Design and analysis of fiber optic SPR sensor under optimum radiation damping for the detection of Escherichia coli bacteria

This article presents a theoretical investigation of fiber based plasmonic biosensor for the detection of e-coli bacteria in water medium. The method involves systematic optimization of parameters under optimum radiation damping (ORD) in near infrared region of wavelength. The sensor design consists of a 13.1 % germanium doped silica core, perfluorinated homopolymer cladding and a heterostructure of gallium nitride (GaN), silver (Ag) and aluminum nitride (AlN). Poly-l-lysine homopolymer is used over AlN to improve the specificity of the sensor by immobilization of bacteria on fiber surface. The structure is optimized based on the thickness of layers and operating wavelength using 2D simulation technique on MATLAB software. The initial simulations provided a figure of merit (FOM) of 4219 RIU- 1 which enhanced up to 14,420 RIU- 1 after simultaneous optimization of thicknesses.

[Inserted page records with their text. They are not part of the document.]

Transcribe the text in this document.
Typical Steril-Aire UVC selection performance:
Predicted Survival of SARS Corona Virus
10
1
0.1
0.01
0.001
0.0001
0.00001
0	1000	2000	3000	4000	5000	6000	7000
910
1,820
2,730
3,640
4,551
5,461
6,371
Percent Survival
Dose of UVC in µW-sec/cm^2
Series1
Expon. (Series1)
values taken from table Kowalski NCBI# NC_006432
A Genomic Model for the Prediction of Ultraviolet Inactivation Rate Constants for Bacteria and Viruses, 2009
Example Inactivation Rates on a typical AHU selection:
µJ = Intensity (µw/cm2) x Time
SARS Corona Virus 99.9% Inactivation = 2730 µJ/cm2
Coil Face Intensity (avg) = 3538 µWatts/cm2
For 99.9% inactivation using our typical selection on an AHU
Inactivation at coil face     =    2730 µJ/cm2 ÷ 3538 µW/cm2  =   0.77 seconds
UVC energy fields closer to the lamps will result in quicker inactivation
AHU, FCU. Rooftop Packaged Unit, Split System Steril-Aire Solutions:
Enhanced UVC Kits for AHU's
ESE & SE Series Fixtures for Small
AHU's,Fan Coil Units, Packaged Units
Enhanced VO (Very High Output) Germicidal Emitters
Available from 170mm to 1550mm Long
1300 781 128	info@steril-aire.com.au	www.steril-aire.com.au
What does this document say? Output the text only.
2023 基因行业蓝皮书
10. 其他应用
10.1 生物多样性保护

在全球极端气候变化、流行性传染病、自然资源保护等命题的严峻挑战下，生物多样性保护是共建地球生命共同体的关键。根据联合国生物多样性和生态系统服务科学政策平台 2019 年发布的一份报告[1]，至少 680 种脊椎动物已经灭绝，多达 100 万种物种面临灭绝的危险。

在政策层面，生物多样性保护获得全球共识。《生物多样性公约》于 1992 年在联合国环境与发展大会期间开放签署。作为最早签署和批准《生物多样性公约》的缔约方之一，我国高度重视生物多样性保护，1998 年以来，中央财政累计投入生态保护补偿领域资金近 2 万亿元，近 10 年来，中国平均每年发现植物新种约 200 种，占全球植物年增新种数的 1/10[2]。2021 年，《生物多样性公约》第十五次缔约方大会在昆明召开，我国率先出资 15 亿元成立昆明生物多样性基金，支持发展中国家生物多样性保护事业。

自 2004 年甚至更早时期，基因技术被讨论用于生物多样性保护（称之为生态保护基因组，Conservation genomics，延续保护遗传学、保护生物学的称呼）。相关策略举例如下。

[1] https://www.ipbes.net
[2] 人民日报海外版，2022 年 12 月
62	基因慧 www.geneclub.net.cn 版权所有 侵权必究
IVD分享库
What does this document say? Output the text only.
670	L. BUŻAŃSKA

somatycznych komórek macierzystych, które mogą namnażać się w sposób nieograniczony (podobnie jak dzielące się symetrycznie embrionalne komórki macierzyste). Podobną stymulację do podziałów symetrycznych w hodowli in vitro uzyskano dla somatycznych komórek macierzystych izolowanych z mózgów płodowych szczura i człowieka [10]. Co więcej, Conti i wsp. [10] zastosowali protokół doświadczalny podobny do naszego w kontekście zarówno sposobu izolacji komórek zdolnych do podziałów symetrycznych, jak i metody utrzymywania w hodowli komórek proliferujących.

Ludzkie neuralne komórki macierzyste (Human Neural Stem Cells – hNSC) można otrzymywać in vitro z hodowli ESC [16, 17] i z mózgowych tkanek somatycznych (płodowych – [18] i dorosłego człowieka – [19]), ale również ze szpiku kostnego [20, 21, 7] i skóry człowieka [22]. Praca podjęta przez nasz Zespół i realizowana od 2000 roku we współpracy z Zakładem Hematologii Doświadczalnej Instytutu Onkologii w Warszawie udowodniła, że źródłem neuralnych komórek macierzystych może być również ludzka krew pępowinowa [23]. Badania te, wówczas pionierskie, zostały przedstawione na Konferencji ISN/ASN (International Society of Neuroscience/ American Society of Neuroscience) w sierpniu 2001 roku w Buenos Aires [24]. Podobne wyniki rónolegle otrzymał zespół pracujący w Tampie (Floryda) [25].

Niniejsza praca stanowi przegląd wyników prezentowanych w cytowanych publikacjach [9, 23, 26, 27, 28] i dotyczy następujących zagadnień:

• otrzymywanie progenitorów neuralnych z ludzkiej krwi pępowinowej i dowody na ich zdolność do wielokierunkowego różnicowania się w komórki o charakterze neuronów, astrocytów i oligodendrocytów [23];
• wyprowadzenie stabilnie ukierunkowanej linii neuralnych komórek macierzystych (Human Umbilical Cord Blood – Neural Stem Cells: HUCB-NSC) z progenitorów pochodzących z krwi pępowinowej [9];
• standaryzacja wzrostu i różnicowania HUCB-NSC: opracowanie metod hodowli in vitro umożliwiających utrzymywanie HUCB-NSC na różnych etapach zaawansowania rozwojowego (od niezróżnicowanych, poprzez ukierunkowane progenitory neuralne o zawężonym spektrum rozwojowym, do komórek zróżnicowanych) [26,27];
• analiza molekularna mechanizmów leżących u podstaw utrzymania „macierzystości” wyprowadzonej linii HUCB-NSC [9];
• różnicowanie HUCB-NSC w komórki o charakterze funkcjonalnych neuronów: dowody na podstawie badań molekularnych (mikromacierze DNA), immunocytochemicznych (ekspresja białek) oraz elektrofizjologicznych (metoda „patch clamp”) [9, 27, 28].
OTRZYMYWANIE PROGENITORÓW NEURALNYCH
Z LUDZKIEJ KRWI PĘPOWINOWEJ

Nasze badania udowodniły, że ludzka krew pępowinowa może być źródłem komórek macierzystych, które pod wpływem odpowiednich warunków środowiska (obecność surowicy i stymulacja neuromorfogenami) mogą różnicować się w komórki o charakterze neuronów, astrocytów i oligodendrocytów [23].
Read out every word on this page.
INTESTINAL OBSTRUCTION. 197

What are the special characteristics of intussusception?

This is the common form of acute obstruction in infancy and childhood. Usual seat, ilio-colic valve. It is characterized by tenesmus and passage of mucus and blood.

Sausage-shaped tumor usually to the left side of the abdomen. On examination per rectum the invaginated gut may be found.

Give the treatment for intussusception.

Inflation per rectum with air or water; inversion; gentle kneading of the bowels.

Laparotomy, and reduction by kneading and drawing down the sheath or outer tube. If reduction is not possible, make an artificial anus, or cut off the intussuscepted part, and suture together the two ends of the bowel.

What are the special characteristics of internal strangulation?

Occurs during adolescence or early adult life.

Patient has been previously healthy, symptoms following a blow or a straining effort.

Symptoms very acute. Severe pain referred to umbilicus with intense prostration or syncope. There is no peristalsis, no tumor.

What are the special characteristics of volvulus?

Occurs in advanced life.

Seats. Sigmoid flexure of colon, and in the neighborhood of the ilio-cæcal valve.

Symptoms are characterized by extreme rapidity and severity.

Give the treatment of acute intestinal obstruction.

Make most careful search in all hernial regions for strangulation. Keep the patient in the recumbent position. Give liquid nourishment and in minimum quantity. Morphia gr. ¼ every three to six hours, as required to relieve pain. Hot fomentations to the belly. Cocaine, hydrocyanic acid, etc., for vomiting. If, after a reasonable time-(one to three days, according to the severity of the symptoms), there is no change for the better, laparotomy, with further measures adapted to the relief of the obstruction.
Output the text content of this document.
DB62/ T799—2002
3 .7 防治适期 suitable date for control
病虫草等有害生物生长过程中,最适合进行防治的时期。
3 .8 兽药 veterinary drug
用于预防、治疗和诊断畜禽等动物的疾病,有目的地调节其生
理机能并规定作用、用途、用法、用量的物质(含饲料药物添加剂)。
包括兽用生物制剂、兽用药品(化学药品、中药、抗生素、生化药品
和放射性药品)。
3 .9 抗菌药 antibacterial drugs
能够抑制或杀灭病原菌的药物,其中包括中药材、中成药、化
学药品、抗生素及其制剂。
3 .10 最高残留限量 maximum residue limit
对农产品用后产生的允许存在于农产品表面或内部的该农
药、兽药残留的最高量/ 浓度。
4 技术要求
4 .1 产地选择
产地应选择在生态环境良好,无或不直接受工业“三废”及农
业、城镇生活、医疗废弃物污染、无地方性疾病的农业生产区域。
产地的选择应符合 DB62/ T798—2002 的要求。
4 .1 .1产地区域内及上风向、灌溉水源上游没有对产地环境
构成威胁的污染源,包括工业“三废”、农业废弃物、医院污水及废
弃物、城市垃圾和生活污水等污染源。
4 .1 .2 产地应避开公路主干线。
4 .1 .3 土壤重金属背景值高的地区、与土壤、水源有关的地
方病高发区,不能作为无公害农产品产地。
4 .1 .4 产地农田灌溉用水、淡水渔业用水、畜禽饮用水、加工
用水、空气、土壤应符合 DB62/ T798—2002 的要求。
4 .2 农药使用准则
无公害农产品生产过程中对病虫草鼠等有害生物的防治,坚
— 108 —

We demonstrated that our sensing mechanism is extremely accurate and capable of reliable detection of e-coli with sensitivity of 201.86 deg./RIU, FWHM of 0.014 degrees and power loss ratio (PLR) of 3.09. The combined FOM for the sensor is 44255.58 mu m4/RIU which is way higher than previously reported designs. The chosen materials are easily available and cheap with well-established fabrication techniques. Due to its high FOM and selectivity, the sensor opens the possibility of successful device level implementation.